A noter que seule Vanguard, Thor-Able et dans une moindre mesure Jupiter C sont des fusées destinées à des mises en orbite. La trajectoire d’injection en orbite trop inclinée (Jupiter C) ou pas assez (Vanguard) ou Able mal orientée (Thor-Able), entre autres problèmes en sont les causes. Les autres fusées sont ce que l’on appelle des fusées-sondes et n’ont pour objectif qu’un vol suborbital.

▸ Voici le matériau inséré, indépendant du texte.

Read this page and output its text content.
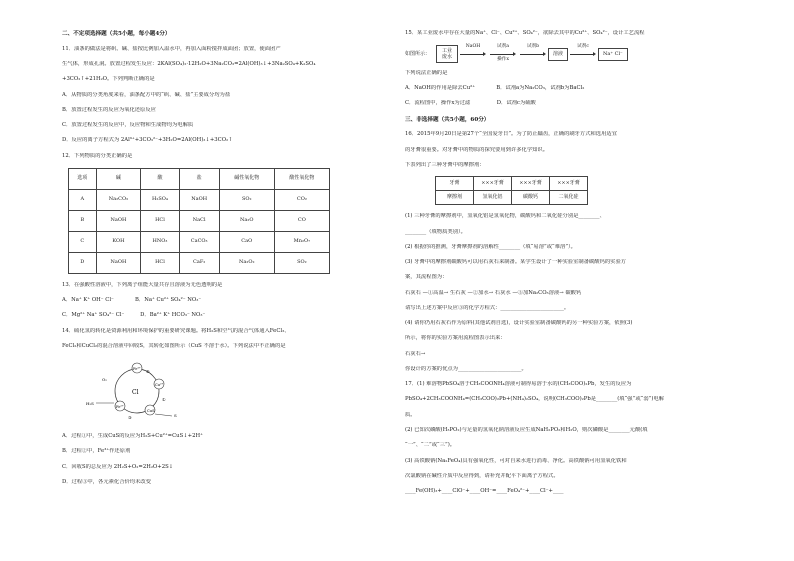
二、不定项选择题（共5小题，每小题4分）
11．油条的做法是将矾、碱、盐按比例加入温水中，再加入面粉搅拌成面团；放置，使面团产
生气体，形成孔洞。放置过程发生反应：2KAl(SO₄)₂·12H₂O+3Na₂CO₃=2Al(OH)₃↓+3Na₂SO₄+K₂SO₄
+3CO₂↑+21H₂O。下列判断正确的是
A．从物质的分类角度来看，油条配方中的“矾、碱、盐”主要成分均为盐
B．放置过程发生的反应为氧化还原反应
C．放置过程发生的反应中，反应物和生成物均为电解质
D．反应的离子方程式为 2Al³⁺+3CO₃²⁻+3H₂O=2Al(OH)₃↓+3CO₂↑
12．下列物质的分类正确的是
选项	碱	酸	盐	碱性氧化物	酸性氧化物
A	Na₂CO₃	H₂SO₄	NaOH	SO₂	CO₂
B	NaOH	HCl	NaCl	Na₂O	CO
C	KOH	HNO₃	CaCO₃	CaO	Mn₂O₇
D	NaOH	HCl	CaF₂	Na₂O₂	SO₂
13．在强酸性溶液中，下列离子组能大量共存且溶液为无色透明的是
A．Na⁺ K⁺ OH⁻ Cl⁻　　　　B．Na⁺ Cu²⁺ SO₄²⁻ NO₃⁻
C．Mg²⁺ Na⁺ SO₄²⁻ Cl⁻　　　D．Ba²⁺ K⁺ HCO₃⁻ NO₃⁻
14．硫化氢的转化是资源利用和环境保护的重要研究课题。将H₂S和空气的混合气体通入FeCl₃、
FeCl₂和CuCl₂的混合溶液中回收S，其转化如图所示（CuS 不溶于水）。下列说法中不正确的是
Cl
Fe³⁺
Cu²⁺
CuS
Fe²⁺
H₂S
S
O₂
①
②
③
A．过程①中，生成CuS的反应为H₂S+Cu²⁺=CuS↓+2H⁺
B．过程②中，Fe³⁺作还原剂
C．回收S的总反应为 2H₂S+O₂=2H₂O+2S↓
D．过程③中，各元素化合价均未改变
15．某工业废水中存在大量的Na⁺、Cl⁻、Cu²⁺、SO₄²⁻，欲除去其中的Cu²⁺、SO₄²⁻，设计工艺流程
如图所示：	工业废水
NaOH
	试剂a
操作x
试剂b

溶液
试剂c

Na⁺ Cl⁻
下列说法正确的是
A．NaOH的作用是除去Cu²⁺　　　　B．试剂a为Na₂CO₃，试剂b为BaCl₂
C．流程图中，操作x为过滤　　　　　D．试剂c为硫酸
三、非选择题（共5小题，60分）
16．2015年9月20日是第27个“全国爱牙日”。为了防止龋齿，正确的刷牙方式和选用适宜
的牙膏很重要。对牙膏中的物质的探究要用到许多化学知识。
下表列出了三种牙膏中的摩擦剂：
牙膏	×××牙膏	×××牙膏	×××牙膏
摩擦剂	氢氧化铝	碳酸钙	二氧化硅
(1) 三种牙膏的摩擦剂中，氢氧化铝是氢氧化物，碳酸钙和二氧化硅分别是________、
________（填物质类别）。
(2) 根据你的推测，牙膏摩擦剂的溶解性________（填“易溶”或“难溶”）。
(3) 牙膏中的摩擦剂碳酸钙可以用石灰石来制备。某学生设计了一种实验室制备碳酸钙的实验方
案，其流程图为：
石灰石 —①高温→ 生石灰 —②加水→ 石灰水 —③加Na₂CO₃溶液→ 碳酸钙
请写出上述方案中反应③的化学方程式：________________________。
(4) 请你仍用石灰石作为原料(其他试剂自选)，设计实验室制备碳酸钙的另一种实验方案，依照(3)
所示，将你的实验方案用流程图表示出来：
石灰石→
你设计的方案的优点为________________________。
17．(1) 难溶物PbSO₄溶于CH₃COONH₄溶液可制得易溶于水的(CH₃COO)₂Pb，发生的反应为
PbSO₄+2CH₃COONH₄=(CH₃COO)₂Pb+(NH₄)₂SO₄，说明(CH₃COO)₂Pb是________(填“强”或“弱”)电解
质。
(2) 已知次磷酸(H₃PO₂)与足量的氢氧化钠溶液反应生成NaH₂PO₂和H₂O，则次磷酸是________元酸(填
“一”、“二”或“三”)。
(3) 高铁酸钠(Na₂FeO₄)具有强氧化性，可对自来水进行消毒、净化。高铁酸钠可用氢氧化铁和
次氯酸钠在碱性介质中反应得到，请补充并配平下面离子方程式。
____Fe(OH)₃+____ClO⁻+____OH⁻=____FeO₄²⁻+____Cl⁻+____
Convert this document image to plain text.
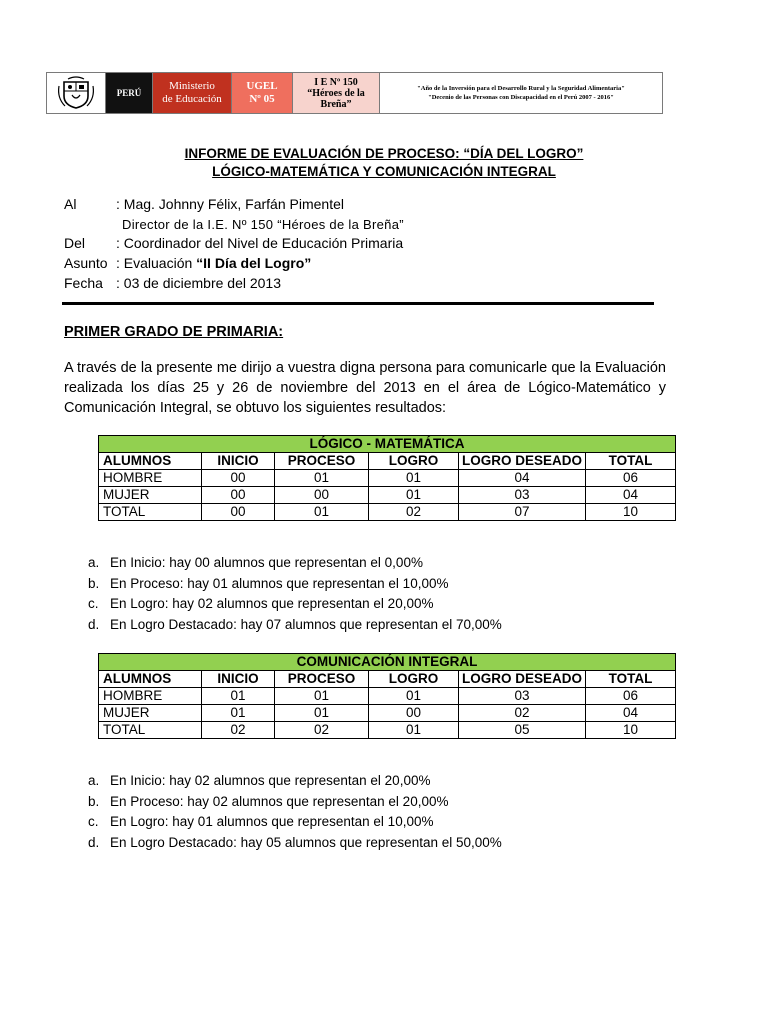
PERÚ
Ministerio
de Educación
UGEL
Nº 05
I E Nº 150
“Héroes de la
Breña”
"Año de la Inversión para el Desarrollo Rural y la Seguridad Alimentaria"
"Decenio de las Personas con Discapacidad en el Perú 2007 - 2016"
INFORME DE EVALUACIÓN DE PROCESO: “DÍA DEL LOGRO”
LÓGICO-MATEMÁTICA Y COMUNICACIÓN INTEGRAL
Al	: Mag. Johnny Félix, Farfán Pimentel
Director de la I.E. Nº 150 “Héroes de la Breña”
Del : Coordinador del Nivel de Educación Primaria
Asunto : Evaluación “II Día del Logro”
Fecha : 03 de diciembre del 2013
PRIMER GRADO DE PRIMARIA:
A través de la presente me dirijo a vuestra digna persona para comunicarle que la Evaluación realizada los días 25 y 26 de noviembre del 2013 en el área de Lógico-Matemático y Comunicación Integral, se obtuvo los siguientes resultados:
LÓGICO - MATEMÁTICA					
ALUMNOS	INICIO	PROCESO	LOGRO	LOGRO DESEADO	TOTAL
HOMBRE	00	01	01	04	06
MUJER	00	00	01	03	04
TOTAL	00	01	02	07	10
a. En Inicio: hay 00 alumnos que representan el 0,00%
b. En Proceso: hay 01 alumnos que representan el 10,00%
c. En Logro: hay 02 alumnos que representan el 20,00%
d. En Logro Destacado: hay 07 alumnos que representan el 70,00%
COMUNICACIÓN INTEGRAL					
ALUMNOS	INICIO	PROCESO	LOGRO	LOGRO DESEADO	TOTAL
HOMBRE	01	01	01	03	06
MUJER	01	01	00	02	04
TOTAL	02	02	01	05	10
a. En Inicio: hay 02 alumnos que representan el 20,00%
b. En Proceso: hay 02 alumnos que representan el 20,00%
c. En Logro: hay 01 alumnos que representan el 10,00%
d. En Logro Destacado: hay 05 alumnos que representan el 50,00%
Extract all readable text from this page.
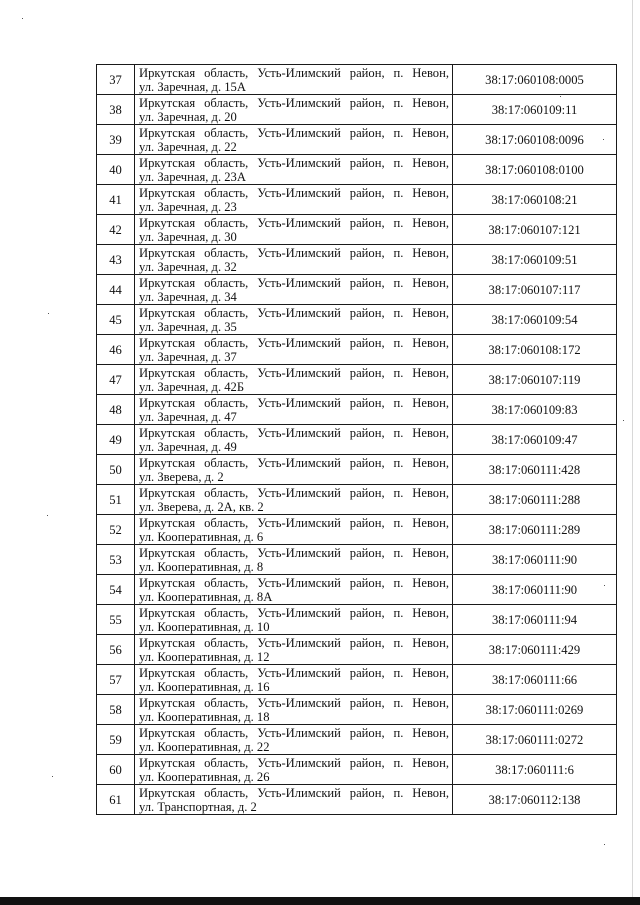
37	Иркутская область, Усть-Илимский район, п. Невон,
ул. Заречная, д. 15А	38:17:060108:0005
38	Иркутская область, Усть-Илимский район, п. Невон,
ул. Заречная, д. 20	38:17:060109:11
39	Иркутская область, Усть-Илимский район, п. Невон,
ул. Заречная, д. 22	38:17:060108:0096
40	Иркутская область, Усть-Илимский район, п. Невон,
ул. Заречная, д. 23А	38:17:060108:0100
41	Иркутская область, Усть-Илимский район, п. Невон,
ул. Заречная, д. 23	38:17:060108:21
42	Иркутская область, Усть-Илимский район, п. Невон,
ул. Заречная, д. 30	38:17:060107:121
43	Иркутская область, Усть-Илимский район, п. Невон,
ул. Заречная, д. 32	38:17:060109:51
44	Иркутская область, Усть-Илимский район, п. Невон,
ул. Заречная, д. 34	38:17:060107:117
45	Иркутская область, Усть-Илимский район, п. Невон,
ул. Заречная, д. 35	38:17:060109:54
46	Иркутская область, Усть-Илимский район, п. Невон,
ул. Заречная, д. 37	38:17:060108:172
47	Иркутская область, Усть-Илимский район, п. Невон,
ул. Заречная, д. 42Б	38:17:060107:119
48	Иркутская область, Усть-Илимский район, п. Невон,
ул. Заречная, д. 47	38:17:060109:83
49	Иркутская область, Усть-Илимский район, п. Невон,
ул. Заречная, д. 49	38:17:060109:47
50	Иркутская область, Усть-Илимский район, п. Невон,
ул. Зверева, д. 2	38:17:060111:428
51	Иркутская область, Усть-Илимский район, п. Невон,
ул. Зверева, д. 2А, кв. 2	38:17:060111:288
52	Иркутская область, Усть-Илимский район, п. Невон,
ул. Кооперативная, д. 6	38:17:060111:289
53	Иркутская область, Усть-Илимский район, п. Невон,
ул. Кооперативная, д. 8	38:17:060111:90
54	Иркутская область, Усть-Илимский район, п. Невон,
ул. Кооперативная, д. 8А	38:17:060111:90
55	Иркутская область, Усть-Илимский район, п. Невон,
ул. Кооперативная, д. 10	38:17:060111:94
56	Иркутская область, Усть-Илимский район, п. Невон,
ул. Кооперативная, д. 12	38:17:060111:429
57	Иркутская область, Усть-Илимский район, п. Невон,
ул. Кооперативная, д. 16	38:17:060111:66
58	Иркутская область, Усть-Илимский район, п. Невон,
ул. Кооперативная, д. 18	38:17:060111:0269
59	Иркутская область, Усть-Илимский район, п. Невон,
ул. Кооперативная, д. 22	38:17:060111:0272
60	Иркутская область, Усть-Илимский район, п. Невон,
ул. Кооперативная, д. 26	38:17:060111:6
61	Иркутская область, Усть-Илимский район, п. Невон,
ул. Транспортная, д. 2	38:17:060112:138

En outre, les orbites sont données dans leurs valeurs maximales (apogée). Par exemple, le périgée et l’apogée de Spoutnik I sont 227 x 941 km, Explorer I : 360 x 2.534 km, Vanguard I finira après 3 tentatives par atteindre 650 x 3.968 km. L’injection en orbite se faisant à l’apogée, la fourchette est étroite entre un périgée très bas et une retombée au sol du fait du guidage encore aléatoire de l’époque ; d’où des orbites très elliptiques… ou une retombée au sol. Plus tard, ce sera justement le rôle principal du dernier étage que de pousser suffisamment, même après l’injection en orbite, pour rendre cette dernière plus circulaire (d’où la plupart du temps 3 étages : 2 pour le lancement proprement dit et un 3ème pour l’injection en orbite).